The deal will revolve around rapper Plies, who will offer files embedded with the Sprint logo.  The logo will appear whenever the song is played, and behave similarly to album art on jukeboxes, portable MP3 players, or mobile devices.  The specialized tracks will be crafted and positioned by Artist Direct-owned Media Defender, and Sprint is allegedly paying a six-figure sum for the promotional opportunity.  Roughly sixteen million tracks will flood file-sharing networks, though the report did not outline specific distribution methodologies involved.

The move represents a major shift for Atlantic, especially considering ongoing lawsuits against file-swappers by label trade group RIAA.  But the concept involves an instant payday for Atlantic, which shares a healthy portion of the Sprint advertising revenues.  The arrangement is unlikely to settle ongoing arguments related to the role that P2P networks should carry within the modern music industry, though it certainly breaks ground on a fresh advertising concept.

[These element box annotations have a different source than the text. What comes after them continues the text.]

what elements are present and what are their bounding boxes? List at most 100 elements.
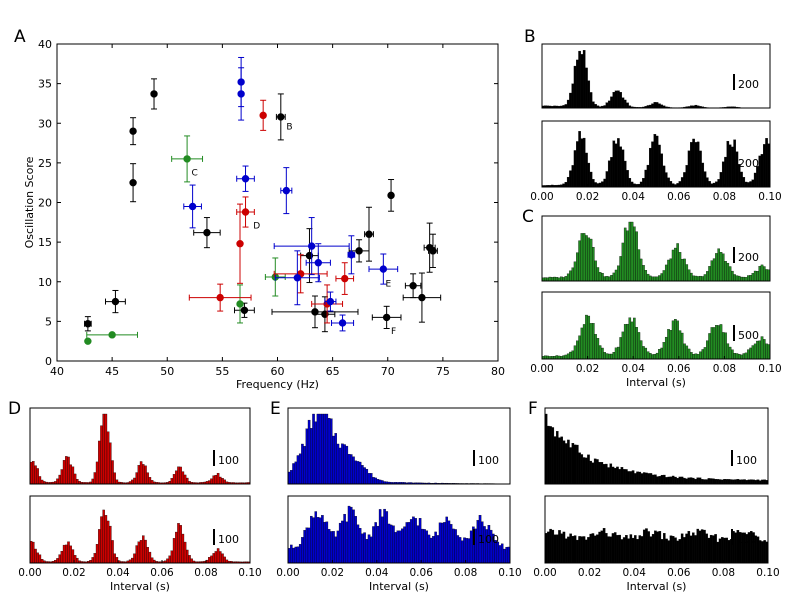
histogram-bar — [403, 526, 406, 564]
histogram-bar — [663, 474, 666, 485]
histogram-bar — [314, 421, 318, 485]
histogram-bar — [352, 509, 355, 564]
histogram-bar — [423, 529, 426, 564]
x-tick-label: 0.00 — [530, 363, 553, 375]
histogram-bar — [707, 537, 711, 564]
histogram-bar — [617, 265, 620, 282]
histogram-bar — [374, 522, 377, 564]
x-tick-label: 0.10 — [756, 567, 779, 579]
histogram-bar — [758, 340, 762, 360]
histogram-bar — [576, 444, 579, 485]
histogram-bar — [505, 546, 508, 564]
histogram-bar — [549, 528, 552, 564]
histogram-bar — [707, 478, 711, 485]
histogram-bar — [685, 478, 688, 485]
histogram-bar — [210, 555, 213, 564]
histogram-bar — [619, 146, 622, 188]
data-point-black — [84, 320, 92, 328]
histogram-bar — [553, 276, 556, 282]
histogram-bar — [747, 275, 750, 282]
histogram-bar — [676, 320, 679, 360]
histogram-bar — [658, 531, 662, 564]
histogram-bar — [628, 317, 632, 360]
histogram-bar — [623, 160, 627, 188]
histogram-bar — [553, 436, 557, 485]
histogram-bar — [571, 83, 575, 109]
histogram-bar — [571, 267, 575, 282]
histogram-bar — [651, 533, 655, 564]
histogram-bar — [296, 455, 300, 485]
point-annotation: C — [192, 169, 198, 179]
histogram-bar — [131, 479, 134, 485]
histogram-bar — [633, 226, 636, 282]
histogram-bar — [639, 258, 643, 282]
histogram-bar — [696, 477, 700, 485]
histogram-bar — [721, 161, 725, 188]
data-point-blue — [338, 319, 347, 327]
histogram-bar — [356, 524, 360, 564]
histogram-bar — [135, 545, 138, 564]
histogram-bar — [445, 516, 448, 564]
histogram-bar — [432, 536, 435, 564]
histogram-bar — [212, 475, 215, 485]
x-tick-label: 0.04 — [365, 567, 389, 579]
histogram-bar — [687, 348, 691, 360]
histogram-bar — [585, 152, 588, 188]
histogram-bar — [732, 479, 735, 485]
histogram-bar — [67, 541, 70, 564]
data-point-green — [236, 300, 244, 308]
histogram-bar — [667, 329, 670, 360]
histogram-bar — [582, 536, 586, 564]
histogram-bar — [758, 480, 762, 485]
histogram-bar — [631, 537, 635, 564]
histogram-bar — [671, 536, 675, 564]
histogram-bar — [566, 353, 570, 360]
histogram-frame — [541, 215, 771, 282]
data-point-red — [236, 240, 244, 248]
x-tick-label: 0.04 — [622, 191, 646, 203]
histogram-bar — [719, 252, 723, 282]
histogram-bar — [106, 431, 110, 485]
y-axis-label: Oscillation Score — [23, 156, 36, 248]
histogram-bar — [307, 527, 311, 564]
histogram-bar — [601, 347, 604, 360]
histogram-bar — [589, 238, 593, 282]
histogram-bar — [578, 240, 581, 282]
histogram-bar — [38, 476, 42, 485]
histogram-bar — [144, 539, 147, 564]
histogram-bar — [34, 465, 37, 485]
histogram-bar — [728, 266, 732, 282]
histogram-bar — [596, 267, 600, 282]
histogram-bar — [376, 479, 380, 485]
histogram-bar — [177, 466, 180, 485]
histogram-bar — [146, 547, 149, 564]
histogram-bar — [690, 142, 693, 188]
histogram-bar — [655, 135, 659, 188]
histogram-bar — [567, 439, 570, 485]
histogram-bar — [589, 323, 593, 360]
histogram-bar — [573, 444, 577, 485]
y-tick-label: 30 — [38, 117, 52, 130]
histogram-bar — [742, 353, 746, 360]
histogram-bar — [378, 509, 382, 564]
histogram-c-bottom: 500 0.00 0.02 0.04 0.06 0.08 0.10 Interval (s) — [530, 291, 782, 389]
histogram-bar — [642, 346, 645, 360]
histogram-bar — [316, 517, 320, 564]
histogram-bar — [664, 336, 668, 360]
point-annotation: B — [286, 123, 292, 133]
histogram-bar — [600, 462, 604, 485]
histogram-bar — [646, 351, 650, 360]
histogram-bar — [582, 137, 586, 188]
histogram-bar — [662, 165, 666, 188]
histogram-bar — [578, 335, 581, 360]
histogram-bar — [305, 527, 309, 564]
x-tick-label: 0.04 — [623, 567, 647, 579]
histogram-bar — [664, 264, 668, 282]
histogram-bar — [743, 479, 746, 485]
x-tick-label: 60 — [271, 365, 285, 378]
histogram-bar — [214, 475, 218, 485]
histogram-bar — [303, 530, 306, 564]
histogram-bar — [761, 541, 764, 564]
histogram-bar — [387, 523, 391, 564]
histogram-bar — [571, 350, 575, 360]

From a broader perspective, the move follows a long string of P2P intervention technologies and approaches, including those that flood networks with phony and even destructive files.  Regardless, most efforts to tame file-sharing networks at-large have been unsuccessful, and trading activity remains robust.  Just recently, global trade organization IFPI pointed to swap volumes of 20 billion during the last year alone.